Heller and his team had a ready prescription for increasing economic growth: stimulate the demand for new equipment through an investment tax credit. This policy would pay off in both the short run by raising short-term growth rates and in long run by increasing the stock of productive capital.
The big question they faced was: How much faster did the economy need to grow in order to reduce the unemployment rate?
Professor Okun goes to Washington
Thirty-two-year-old Arthur M. Okun joined the President’s Council of Economic Advisors staff in 1961. He had been a professor at Yale University since 1952, and when his colleague James Tobin became a member of the council he asked Okun to come with him.

The job of figuring out how much faster the economy needed to grow fell to Okun.
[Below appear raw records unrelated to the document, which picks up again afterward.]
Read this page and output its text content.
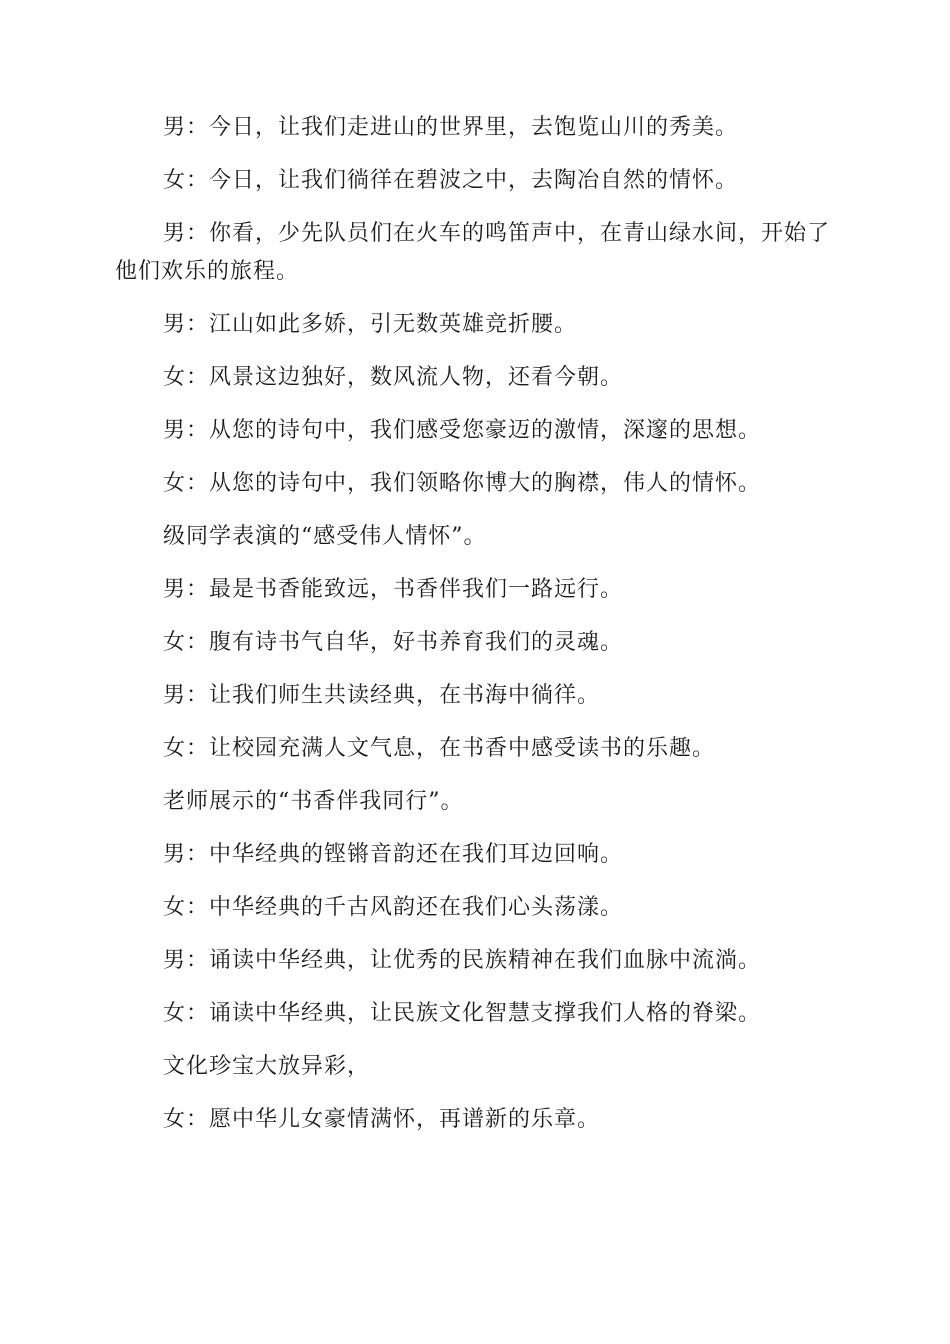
男：今日，让我们走进山的世界里，去饱览山川的秀美。

女：今日，让我们徜徉在碧波之中，去陶冶自然的情怀。

男：你看，少先队员们在火车的鸣笛声中，在青山绿水间，开始了他们欢乐的旅程。

男：江山如此多娇，引无数英雄竞折腰。

女：风景这边独好，数风流人物，还看今朝。

男：从您的诗句中，我们感受您豪迈的激情，深邃的思想。

女：从您的诗句中，我们领略你博大的胸襟，伟人的情怀。

级同学表演的“感受伟人情怀”。

男：最是书香能致远，书香伴我们一路远行。

女：腹有诗书气自华，好书养育我们的灵魂。

男：让我们师生共读经典，在书海中徜徉。

女：让校园充满人文气息，在书香中感受读书的乐趣。

老师展示的“书香伴我同行”。

男：中华经典的铿锵音韵还在我们耳边回响。

女：中华经典的千古风韵还在我们心头荡漾。

男：诵读中华经典，让优秀的民族精神在我们血脉中流淌。

女：诵读中华经典，让民族文化智慧支撑我们人格的脊梁。

文化珍宝大放异彩，

女：愿中华儿女豪情满怀，再谱新的乐章。
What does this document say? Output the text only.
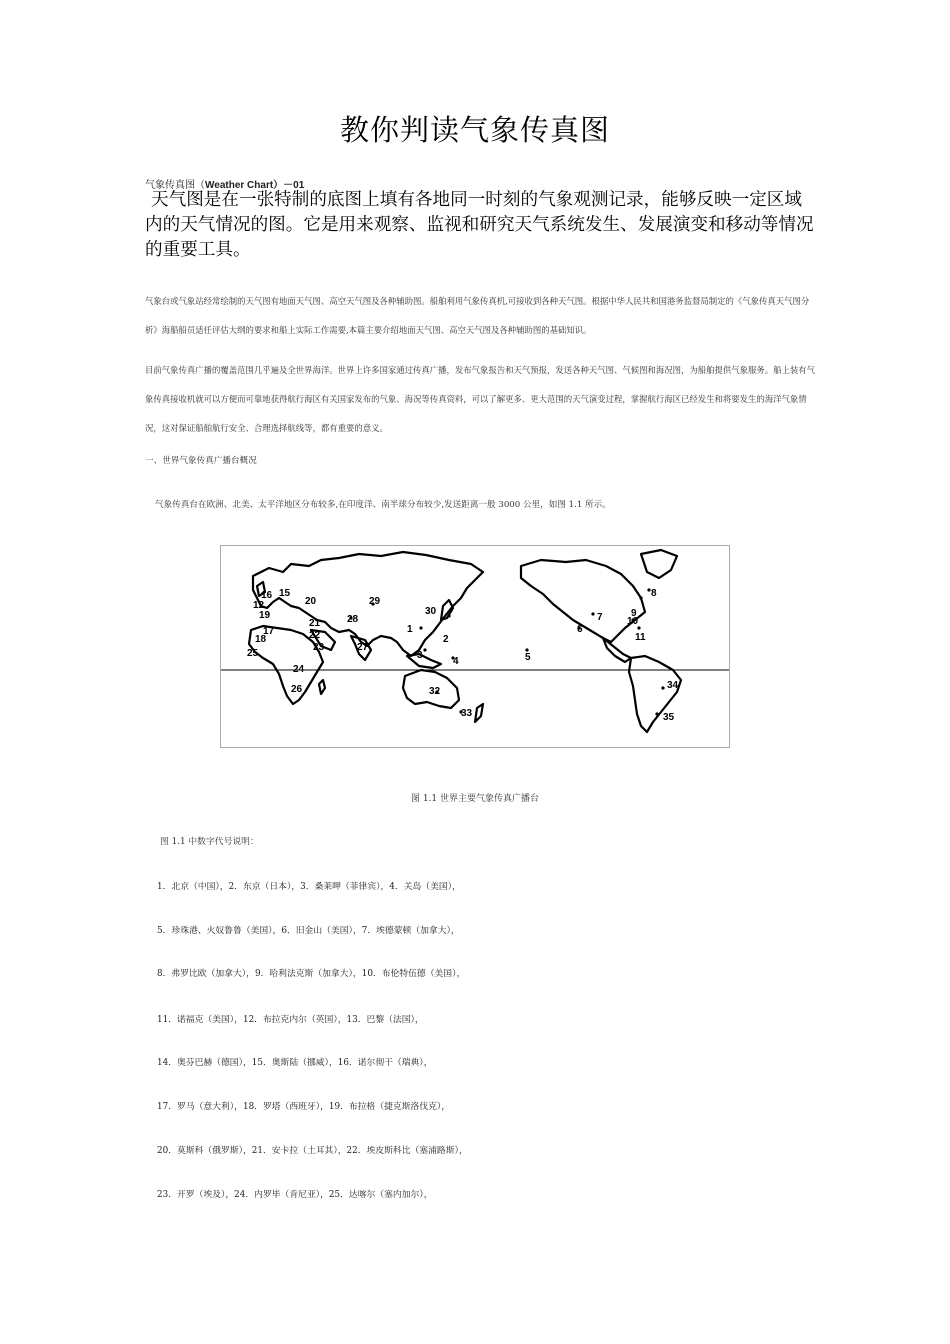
教你判读气象传真图
气象传真图（Weather Chart）－01
天气图是在一张特制的底图上填有各地同一时刻的气象观测记录，能够反映一定区域内的天气情况的图。它是用来观察、监视和研究天气系统发生、发展演变和移动等情况的重要工具。
气象台或气象站经常绘制的天气图有地面天气图、高空天气图及各种辅助图。船舶利用气象传真机,可接收到各种天气图。根据中华人民共和国港务监督局制定的《气象传真天气图分析》海船船员适任评估大纲的要求和船上实际工作需要,本篇主要介绍地面天气图、高空天气图及各种辅助图的基础知识。
目前气象传真广播的覆盖范围几乎遍及全世界海洋。世界上许多国家通过传真广播，发布气象报告和天气预报，发送各种天气图、气候图和海况图，为船舶提供气象服务。船上装有气象传真接收机就可以方便而可靠地获得航行海区有关国家发布的气象、海况等传真资料，可以了解更多、更大范围的天气演变过程，掌握航行海区已经发生和将要发生的海洋气象情况，这对保证船舶航行安全、合理选择航线等，都有重要的意义。
一、世界气象传真广播台概况
气象传真台在欧洲、北美、太平洋地区分布较多,在印度洋、南半球分布较少,发送距离一般 3000 公里，如图 1.1 所示。
1
2
3
4	5
6
7
8
9
10
11
15
16
12
19
17
18
20
21
22
23
24
25
26
27
28
29
30
32
33
34
35
图 1.1 世界主要气象传真广播台
图 1.1 中数字代号说明：
1．北京（中国），2．东京（日本），3．桑莱呷（菲律宾），4．关岛（美国），
5．珍珠港、火奴鲁鲁（美国），6．旧金山（美国），7．埃德蒙顿（加拿大），
8．弗罗比欧（加拿大），9．哈利法克斯（加拿大），10．布伦特伍德（美国），
11．诺福克（美国），12．布拉克内尔（英国），13．巴黎（法国），
14．奥芬巴赫（德国），15．奥斯陆（挪威），16．诺尔彻干（瑞典），
17．罗马（意大利），18．罗塔（西班牙），19．布拉格（捷克斯洛伐克），
20．莫斯科（俄罗斯），21．安卡拉（土耳其），22．埃皮斯科比（塞浦路斯），
23．开罗（埃及），24．内罗毕（肯尼亚），25．达喀尔（塞内加尔），
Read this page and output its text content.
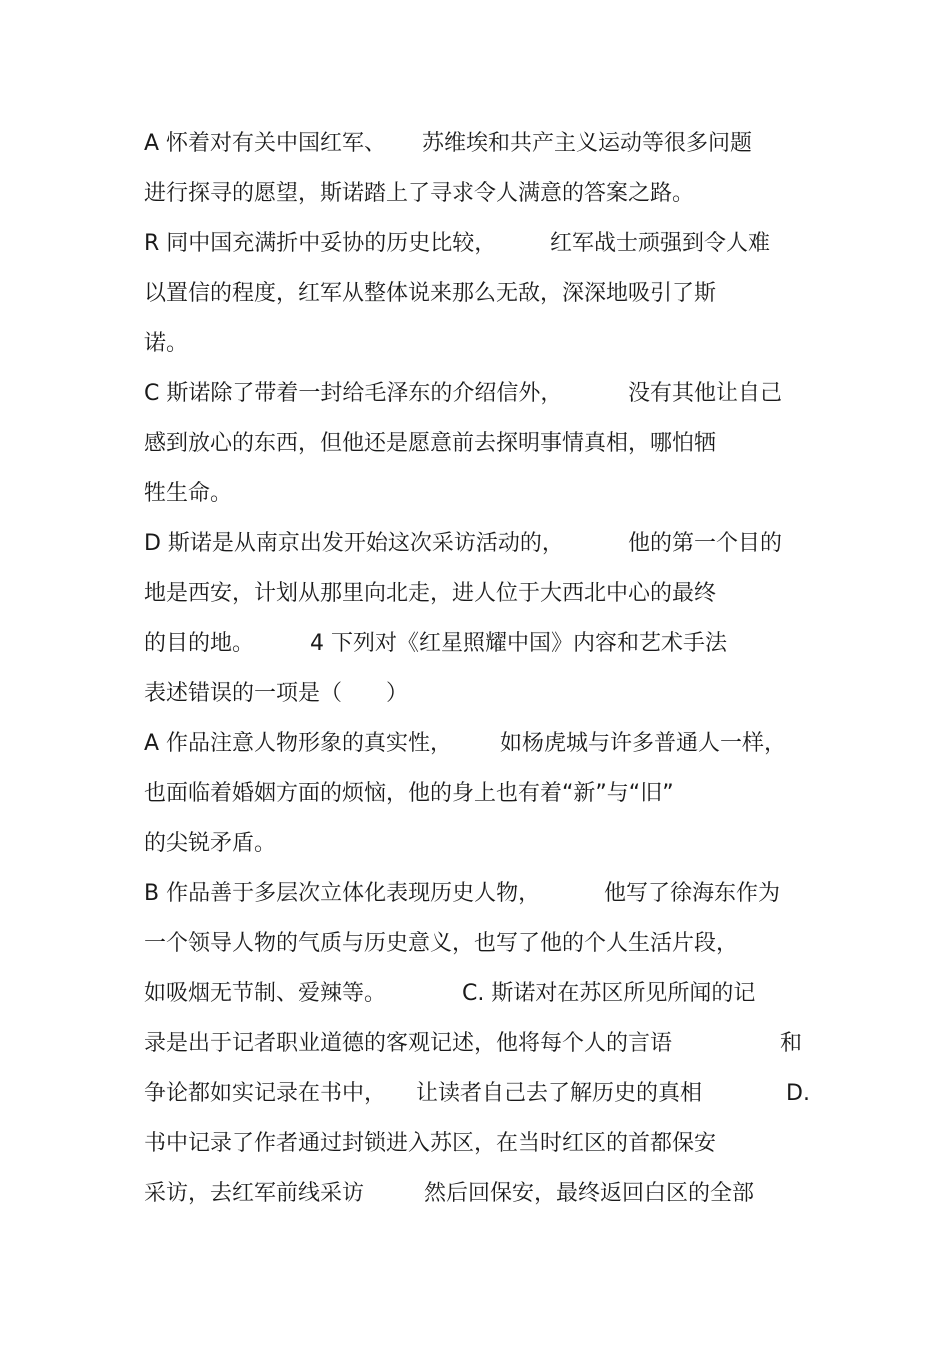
A 怀着对有关中国红军、 苏维埃和共产主义运动等很多问题
进行探寻的愿望，斯诺踏上了寻求令人满意的答案之路。
R 同中国充满折中妥协的历史比较， 红军战士顽强到令人难
以置信的程度，红军从整体说来那么无敌，深深地吸引了斯
诺。
C 斯诺除了带着一封给毛泽东的介绍信外，	没有其他让自己
感到放心的东西，但他还是愿意前去探明事情真相，哪怕牺
牲生命。
D 斯诺是从南京出发开始这次采访活动的，	他的第一个目的
地是西安，计划从那里向北走，进人位于大西北中心的最终
的目的地。	4 下列对《红星照耀中国》内容和艺术手法
表述错误的一项是（　　）
A 作品注意人物形象的真实性， 如杨虎城与许多普通人一样，
也面临着婚姻方面的烦恼，他的身上也有着“新”与“旧”
的尖锐矛盾。
B 作品善于多层次立体化表现历史人物，	他写了徐海东作为
一个领导人物的气质与历史意义，也写了他的个人生活片段，
如吸烟无节制、爱辣等。	C. 斯诺对在苏区所见所闻的记
录是出于记者职业道德的客观记述，他将每个人的言语	和
争论都如实记录在书中， 让读者自己去了解历史的真相	D.
书中记录了作者通过封锁进入苏区，在当时红区的首都保安
采访，去红军前线采访	然后回保安，最终返回白区的全部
He knew that earlier studies found a link between economic growth and the unemployment rate, and so he focused on quantifying this connection more precisely.
Here is what he discovered: In general, the economy must grow faster than 3 percent per year to reduce the unemployment rate. In particular, the unemployment rate falls by one-half percent for every percentage point of output growth above 3 percent.
What is amazing is that 50 years later this pattern continues to hold true. It also shows up when we study other countries, and it appears when we look for it at the state level. The resiliency of this finding has earned it a name: Okun’s Law.
Okun joined the council as a member in 1964 and assumed the chairmanship in 1968. He then moved to the Brookings Institution, where he helped found the Brookings Papers on Economic Activity, one of most important forums for macroeconomic research in the United States. In the 1970s, Okun turned his attention to the connections between growth and income inequality and published his classic book “Equality and Efficiency: The Big Tradeoff” in 1975. He died of a heart attack on March 23, 1980, at age 51.
Lessons of Okun’s Law for today
The U.S. economy is currently growing at less than 3 percent and the unemployment rate is 9 percent. Okun’s Law tells us that we need to grow faster in order to reduce the unemployment rate. For instance, an increase in the annual growth rate from 3 percent to 5 percent will decrease the unemployment rate by one percentage point per year.
This is why the unemployment rate remains high both in the United States and Minnesota. And no one is currently predicting any improvement. Neither the Federal Reserve’s latest forecasts nor those used by Minnesota Management and Budget show growth reaching, let alone exceeding, 3 percent in the next two years.
Arthur Okun told us what to do. Let’s get to it.